Il dr. Samuele Ciambriello è il Garante dei diritti delle persone private della libertà personale per la Regione Campania. È stato nominato con decreto del presidente della Giunta Regionale n. 41 del 25 settembre 2017 su designazione del Consiglio regionale nella seduta del 12 settembre 2017 come risulta dall’attestato n. 454/1, pubblicato nel Bollettino ufficiale della Regione Campania n. 69 del 18 settembre 2017.
Il Garante regionale delle persone sottoposte a misure restrittive della libertà personale nell’ambito del territorio della Regione, contribuisce a garantire i diritti delle persone ristrette negli istituti penitenziari e negli istituti penali per minorenni nonché delle persone ammesse a misure alternative, delle persone presenti nelle strutture sanitarie in quanto sottoposte al trattamento sanitario obbligatorio, delle persone ospiti dei centri di prima accoglienza o presenti nei centri di identificazione ed espulsione per stranieri.
Il rapporto sulla situazione nelle carceri italiane 2022, redatto dal Garante dei diritti delle persone private della libertà personale, che scenario disegna del nostro sistema penitenziario?
«Siamo davanti ad un sistema penitenziario che ha clamorosamente fallito, non affatto in grado di assolvere alla sua principale funzione: rieducare. Mancano figure specializzate, assistenza sanitaria, supporto psicologico. Il carcere continua ad essere inteso come un contenitore nel quale chiudere il marciume della società. È chiaro che le condizioni sono diverse, con una gravità che oscilla dal più al meno grave, ma tutte le diverse realtà italiane sono accomunate da malfunzionamento nel processo risocializzante, abbandono dei ristretti, di cui spesso non si comprendono le difficoltà psichiche e, di conseguenza, i campanelli di allarme che anticipano i folli gesti»
Quali sono i problemi più cocenti che affliggono le carceri campane ed in cosa differiscono da quelli del Paese?
«In parte l’ho già accennato: dal sovraffollamento alla mancanza di adeguata assistenza medica e sanitaria. Credo sia necessario ripensare, ridisegnare le figure cardine: devono essere incrementate, devono essere formate. E queste sono scelte il cui impulso deve partire dalla politica»
Suicidi in carcere, un fenomeno ‘sociale’ come lo affrontate?
«Resta il fenomeno che ci lascia inermi. Spesso questi si verificano al primo ingresso e in prossimità della scarcerazione. Sono diversi i motivi che portano a pensare e inscenare un gesto così terribile, ma sicuramente tra questi c’è l’incertezza del futuro e un forte senso di abbandono. Davanti ai numeri dei suicidi in carcere tutti dobbiamo fermarci a riflettere: siamo tutti corresponsabili»
Certezza della pena e finalità riabilitative come si possono coniugare? L’azione del Garante dei diritti delle persone private della libertà personale quale può essere in quest’ambito
«La nostra Costituzione parla chiaro: la pena deve tendere alla rieducazione, senza chiaramente escludere che questa sia anche retributiva. Innanzitutto, bisognerebbe invocare pene proporzionate e questo perché se la pena viene avvertita come giusta dal condannato il processo di rieducazione è certamente più semplice.

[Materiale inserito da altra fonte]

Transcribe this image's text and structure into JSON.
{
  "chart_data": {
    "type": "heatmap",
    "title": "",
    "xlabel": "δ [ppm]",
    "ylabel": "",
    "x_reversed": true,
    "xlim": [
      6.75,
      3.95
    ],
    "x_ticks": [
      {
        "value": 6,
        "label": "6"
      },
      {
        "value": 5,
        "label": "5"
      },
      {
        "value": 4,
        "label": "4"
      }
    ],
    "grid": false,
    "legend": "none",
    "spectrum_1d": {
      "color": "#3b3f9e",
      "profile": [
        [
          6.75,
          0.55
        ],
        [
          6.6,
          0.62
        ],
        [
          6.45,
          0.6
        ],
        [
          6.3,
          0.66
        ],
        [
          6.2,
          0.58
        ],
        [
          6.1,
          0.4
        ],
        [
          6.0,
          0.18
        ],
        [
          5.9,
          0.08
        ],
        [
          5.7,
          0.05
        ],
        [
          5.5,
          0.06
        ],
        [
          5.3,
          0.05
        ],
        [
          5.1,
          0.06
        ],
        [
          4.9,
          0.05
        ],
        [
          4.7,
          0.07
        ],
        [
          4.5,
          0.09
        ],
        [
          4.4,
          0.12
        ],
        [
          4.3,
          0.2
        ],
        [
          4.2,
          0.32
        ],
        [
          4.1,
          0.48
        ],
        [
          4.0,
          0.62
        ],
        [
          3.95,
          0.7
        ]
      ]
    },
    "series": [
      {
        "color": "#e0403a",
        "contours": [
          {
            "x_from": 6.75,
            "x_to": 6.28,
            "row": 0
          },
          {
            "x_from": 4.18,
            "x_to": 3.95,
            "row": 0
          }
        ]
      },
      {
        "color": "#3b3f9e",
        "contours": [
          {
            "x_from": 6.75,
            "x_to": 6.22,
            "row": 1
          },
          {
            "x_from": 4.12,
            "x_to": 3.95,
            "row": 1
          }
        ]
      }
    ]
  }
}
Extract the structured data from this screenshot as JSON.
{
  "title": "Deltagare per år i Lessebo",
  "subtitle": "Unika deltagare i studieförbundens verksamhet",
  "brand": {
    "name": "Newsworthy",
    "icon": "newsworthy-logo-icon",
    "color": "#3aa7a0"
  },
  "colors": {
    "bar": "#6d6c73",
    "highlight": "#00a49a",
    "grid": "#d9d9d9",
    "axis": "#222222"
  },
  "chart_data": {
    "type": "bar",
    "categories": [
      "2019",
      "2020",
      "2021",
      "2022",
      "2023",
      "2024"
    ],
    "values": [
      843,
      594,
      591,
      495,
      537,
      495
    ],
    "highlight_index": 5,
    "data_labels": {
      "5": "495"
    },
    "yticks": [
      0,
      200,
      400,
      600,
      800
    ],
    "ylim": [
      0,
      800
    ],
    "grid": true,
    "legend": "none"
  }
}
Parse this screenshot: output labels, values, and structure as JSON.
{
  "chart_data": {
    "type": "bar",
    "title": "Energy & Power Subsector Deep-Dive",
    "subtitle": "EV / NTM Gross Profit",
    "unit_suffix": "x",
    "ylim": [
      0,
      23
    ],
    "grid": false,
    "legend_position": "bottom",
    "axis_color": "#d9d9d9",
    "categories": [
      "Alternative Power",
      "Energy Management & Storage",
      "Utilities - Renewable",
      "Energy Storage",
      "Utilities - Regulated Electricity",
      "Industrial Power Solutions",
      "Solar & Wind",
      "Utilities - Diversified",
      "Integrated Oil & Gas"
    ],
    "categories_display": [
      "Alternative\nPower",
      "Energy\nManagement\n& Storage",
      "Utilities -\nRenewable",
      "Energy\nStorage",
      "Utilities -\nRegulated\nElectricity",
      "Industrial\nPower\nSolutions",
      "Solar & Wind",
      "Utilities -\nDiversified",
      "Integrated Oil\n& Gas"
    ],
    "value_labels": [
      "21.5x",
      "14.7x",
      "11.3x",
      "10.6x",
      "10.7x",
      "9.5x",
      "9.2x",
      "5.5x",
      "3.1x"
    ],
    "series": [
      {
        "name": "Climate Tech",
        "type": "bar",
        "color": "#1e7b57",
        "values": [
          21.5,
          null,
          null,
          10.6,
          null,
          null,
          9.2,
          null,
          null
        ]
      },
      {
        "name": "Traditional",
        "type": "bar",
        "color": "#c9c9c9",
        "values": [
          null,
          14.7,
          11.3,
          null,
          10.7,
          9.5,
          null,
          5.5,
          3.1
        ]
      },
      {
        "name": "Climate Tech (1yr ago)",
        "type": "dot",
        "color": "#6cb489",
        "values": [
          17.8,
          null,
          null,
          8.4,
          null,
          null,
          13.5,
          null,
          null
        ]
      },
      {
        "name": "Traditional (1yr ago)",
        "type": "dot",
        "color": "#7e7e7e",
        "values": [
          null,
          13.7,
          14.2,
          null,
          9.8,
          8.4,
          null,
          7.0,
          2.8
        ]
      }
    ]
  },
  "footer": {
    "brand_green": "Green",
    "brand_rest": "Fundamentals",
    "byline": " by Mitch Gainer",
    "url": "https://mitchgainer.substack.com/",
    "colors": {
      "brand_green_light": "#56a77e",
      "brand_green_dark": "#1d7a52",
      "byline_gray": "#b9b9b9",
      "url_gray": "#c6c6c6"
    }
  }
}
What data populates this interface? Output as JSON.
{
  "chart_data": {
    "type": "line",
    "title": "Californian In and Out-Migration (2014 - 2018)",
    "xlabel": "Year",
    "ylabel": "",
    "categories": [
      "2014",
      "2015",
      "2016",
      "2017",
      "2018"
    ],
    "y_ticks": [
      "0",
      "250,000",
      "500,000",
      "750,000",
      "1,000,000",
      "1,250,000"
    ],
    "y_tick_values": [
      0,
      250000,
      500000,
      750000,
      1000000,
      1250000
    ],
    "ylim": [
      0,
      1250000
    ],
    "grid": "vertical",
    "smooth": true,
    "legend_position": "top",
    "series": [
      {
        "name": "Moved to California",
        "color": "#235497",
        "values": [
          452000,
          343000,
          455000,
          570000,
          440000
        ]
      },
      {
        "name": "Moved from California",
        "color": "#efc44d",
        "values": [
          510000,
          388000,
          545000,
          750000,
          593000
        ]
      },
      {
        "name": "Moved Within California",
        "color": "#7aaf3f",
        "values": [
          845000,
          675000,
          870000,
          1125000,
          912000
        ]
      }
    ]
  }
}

E in questo processo siamo coinvolti tutti: istituzioni penitenziarie, magistratura, garante delle persone private della libertà personale. Il mio Ufficio cerca di contribuire alla risocializzazione offrendo possibilità, in termini di progetti che vanno dai lavori di pubblica utilità ai corsi di formazione»
Parliamo della recente proposta da parte del Governo Meloni di abolire il reato di tortura. Come viene affrontata la questione? Quali sarebbero le conseguenze nel caso in cui questo reato venisse eliminato?
«Faremmo un notevole salto indietro. Lascio stare le chiacchiere e, piuttosto, invoco una decisione che rispetti uno Stato di diritto. A me pare che Nordio abbia rassicurato che il delitto di tortura non verrà abolito, ma restano troppi interrogativi e anche la sola possibilità che questo accento di terrorizza»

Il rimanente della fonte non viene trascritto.